Tips To Survive The Heat Wave
High heat causes us to sweat, and the more we sweat, the more we dehydrate. Drink frequently on a hot day and choose water over sugary soda or caffeine.
Avoid the hot midday sun
Wear a hat and carry an umbrella to keep the hot sun off your head. If you’re out and about, spend the hottest parts of the day in the shade if possible.
Go to a cool place to sleep, if needed
Many communities open cooling centers to provide heat wave relief, and some may set up sleeping centers as well. Libraries and shopping malls also provide cool respite during the day.
Know the signs of heatstroke
Be aware of symptoms for immediate response to protect yourself and your loved ones from the fatal condition.
Never leave kids unattended in a vehicle
Extreme heat can overtake a child in minutes. (By the way, this goes for pets, too.)
Dress in minimal, single layers
Wear fabrics and single layers allow plenty of room for them to sweat and are airy
Use Facial Mists
Use facial mists, by spritzing some cool mist onto your face and arms, then let the water evaporate; it will cool the skin instantly. Brands have come out with various mists with beneficial ingredients. Using facial mists helps soothe the skin and improve hydration levels while refreshing instantly.
Eat foods to help you cool off
Eating fruits that have water in them can help you fend off the heat. If you’re having salty foods, drink extra water to balance it out. Try to stay away from hot, body-warming foods, like soup. And indulge in ice creams!
Include Coconut Water In Your Diet
Coconut milk and water contain important nutrients that aid in hydration, meaning that both are not only delicious but also full of health benefits. Lots of recipes include coconut milk as it is a great ingredient to thicken sauces and bulk out meals.
Try To Keep Your Home Cool
Here are some ways to maintain temperature indoors
- Cover windows with drapes or shades.
- Weather-strip doors and windows.
- Use window reflectors, such as aluminum foil-covered cardboard, to reflect heat outside.

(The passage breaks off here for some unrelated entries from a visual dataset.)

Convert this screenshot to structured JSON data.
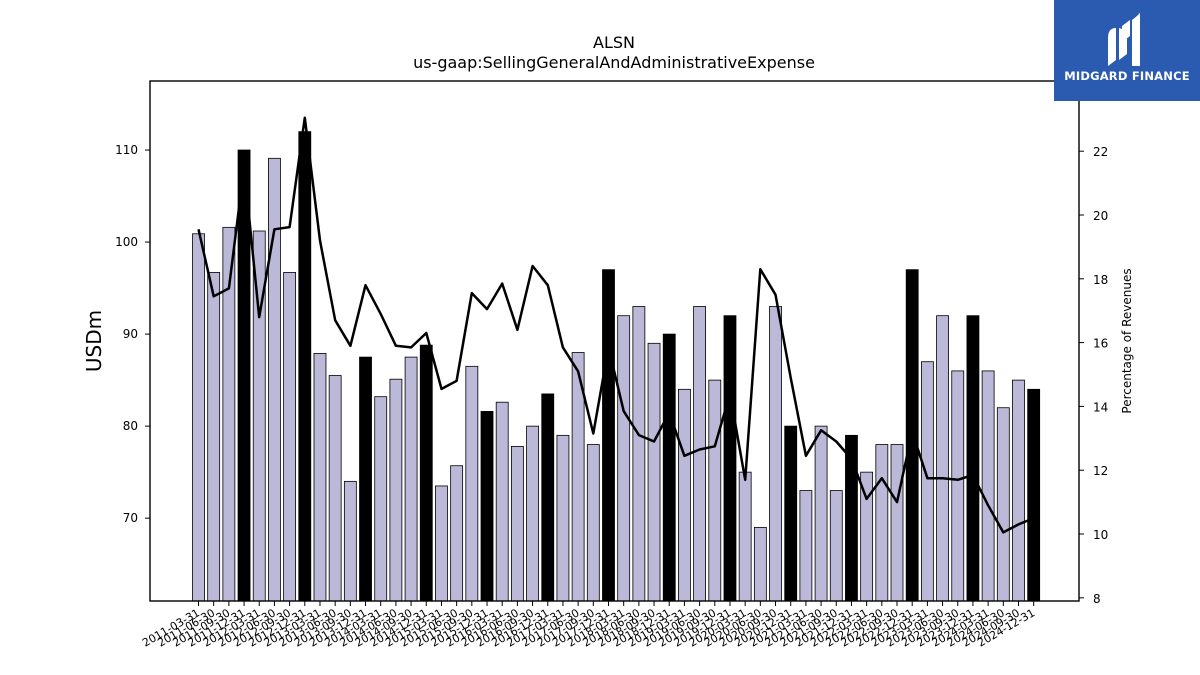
{
  "logo": {
    "text": "MIDGARD FINANCE",
    "icon": "midgard-m-logo-icon"
  },
  "chart_data": {
    "type": "bar",
    "title": "ALSN",
    "subtitle": "us-gaap:SellingGeneralAndAdministrativeExpense",
    "ylabel": "USDm",
    "y2label": "Percentage of Revenues",
    "ylim": [
      61,
      117.5
    ],
    "y2lim": [
      7.9,
      24.2
    ],
    "yticks": [
      70,
      80,
      90,
      100,
      110
    ],
    "y2ticks": [
      8,
      10,
      12,
      14,
      16,
      18,
      20,
      22
    ],
    "colors": {
      "quarter_bar": "#bcb8d8",
      "annual_bar": "#000000",
      "line": "#000000"
    },
    "categories": [
      "2011-03-31",
      "2011-06-30",
      "2011-09-30",
      "2011-12-31",
      "2012-03-31",
      "2012-06-30",
      "2012-09-30",
      "2012-12-31",
      "2013-03-31",
      "2013-06-30",
      "2013-09-30",
      "2013-12-31",
      "2014-03-31",
      "2014-06-30",
      "2014-09-30",
      "2014-12-31",
      "2015-03-31",
      "2015-06-30",
      "2015-09-30",
      "2015-12-31",
      "2016-03-31",
      "2016-06-30",
      "2016-09-30",
      "2016-12-31",
      "2017-03-31",
      "2017-06-30",
      "2017-09-30",
      "2017-12-31",
      "2018-03-31",
      "2018-06-30",
      "2018-09-30",
      "2018-12-31",
      "2019-03-31",
      "2019-06-30",
      "2019-09-30",
      "2019-12-31",
      "2020-03-31",
      "2020-06-30",
      "2020-09-30",
      "2020-12-31",
      "2021-03-31",
      "2021-06-30",
      "2021-09-30",
      "2021-12-31",
      "2022-03-31",
      "2022-06-30",
      "2022-09-30",
      "2022-12-31",
      "2023-03-31",
      "2023-06-30",
      "2023-09-30",
      "2023-12-31",
      "2024-03-31",
      "2024-06-30",
      "2024-09-30",
      "2024-12-31"
    ],
    "series": [
      {
        "type": "bar",
        "values": [
          100.9,
          96.7,
          101.6,
          110.0,
          101.2,
          109.1,
          96.7,
          112.0,
          87.9,
          85.5,
          74.0,
          87.5,
          83.2,
          85.1,
          87.5,
          88.8,
          73.5,
          75.7,
          86.5,
          81.6,
          82.6,
          77.8,
          80.0,
          83.5,
          79.0,
          88.0,
          78.0,
          97.0,
          92.0,
          93.0,
          89.0,
          90.0,
          84.0,
          93.0,
          85.0,
          92.0,
          75.0,
          69.0,
          93.0,
          80.0,
          73.0,
          80.0,
          73.0,
          79.0,
          75.0,
          78.0,
          78.0,
          97.0,
          87.0,
          92.0,
          86.0,
          92.0,
          86.0,
          82.0,
          85.0,
          84.0
        ],
        "annual": [
          false,
          false,
          false,
          true,
          false,
          false,
          false,
          true,
          false,
          false,
          false,
          true,
          false,
          false,
          false,
          true,
          false,
          false,
          false,
          true,
          false,
          false,
          false,
          true,
          false,
          false,
          false,
          true,
          false,
          false,
          false,
          true,
          false,
          false,
          false,
          true,
          false,
          false,
          false,
          true,
          false,
          false,
          false,
          true,
          false,
          false,
          false,
          true,
          false,
          false,
          false,
          true,
          false,
          false,
          false,
          true
        ]
      },
      {
        "type": "line",
        "axis": "y2",
        "values": [
          19.55,
          17.45,
          17.7,
          21.5,
          16.8,
          19.55,
          19.62,
          23.05,
          19.2,
          16.7,
          15.9,
          17.8,
          16.9,
          15.9,
          15.85,
          16.3,
          14.55,
          14.8,
          17.55,
          17.05,
          17.85,
          16.4,
          18.4,
          17.8,
          15.85,
          15.1,
          13.15,
          15.85,
          13.85,
          13.1,
          12.9,
          13.8,
          12.45,
          12.65,
          12.75,
          14.4,
          11.7,
          18.3,
          17.5,
          14.9,
          12.45,
          13.25,
          12.9,
          12.35,
          11.1,
          11.75,
          11.0,
          13.2,
          11.75,
          11.75,
          11.7,
          11.85,
          10.9,
          10.05,
          10.3,
          10.5
        ]
      }
    ]
  }
}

- Add insulation to keep the heat out.
Foods To Eat In Hot Weather
Cucumbers are a great vegetable for the hot summer days as they contain a lot of water to help keep you cool cucumbers are 95% water. Make sure to keep them raw as once you cook them, a lot of moisture and water escapes.
Cool melon quenches even the most intense thirst and the fruit is abundant throughout the summer months. A simple slice offers a superb, refreshing experience. Melon is low in calories and high in water content (95 percent), making it an extremely cooling bite to eat.

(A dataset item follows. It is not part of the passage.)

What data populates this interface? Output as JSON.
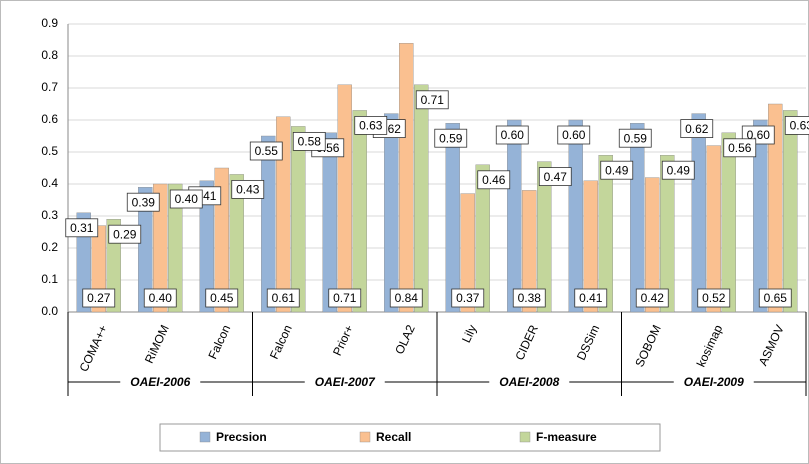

Tomatoes are high in the antioxidant lycopene, known as a potent cancer preventer. Red tomatoes are 94 percent water while the green variety is about 93 percent H20. Delicious in a salad or perfect in a sandwich, it is easy to slot this fruit into your daily meals.
Nothing beats the heat like a good swim, but ensure to go in shaded or indoor pools to avoid excessive sunlight exposure!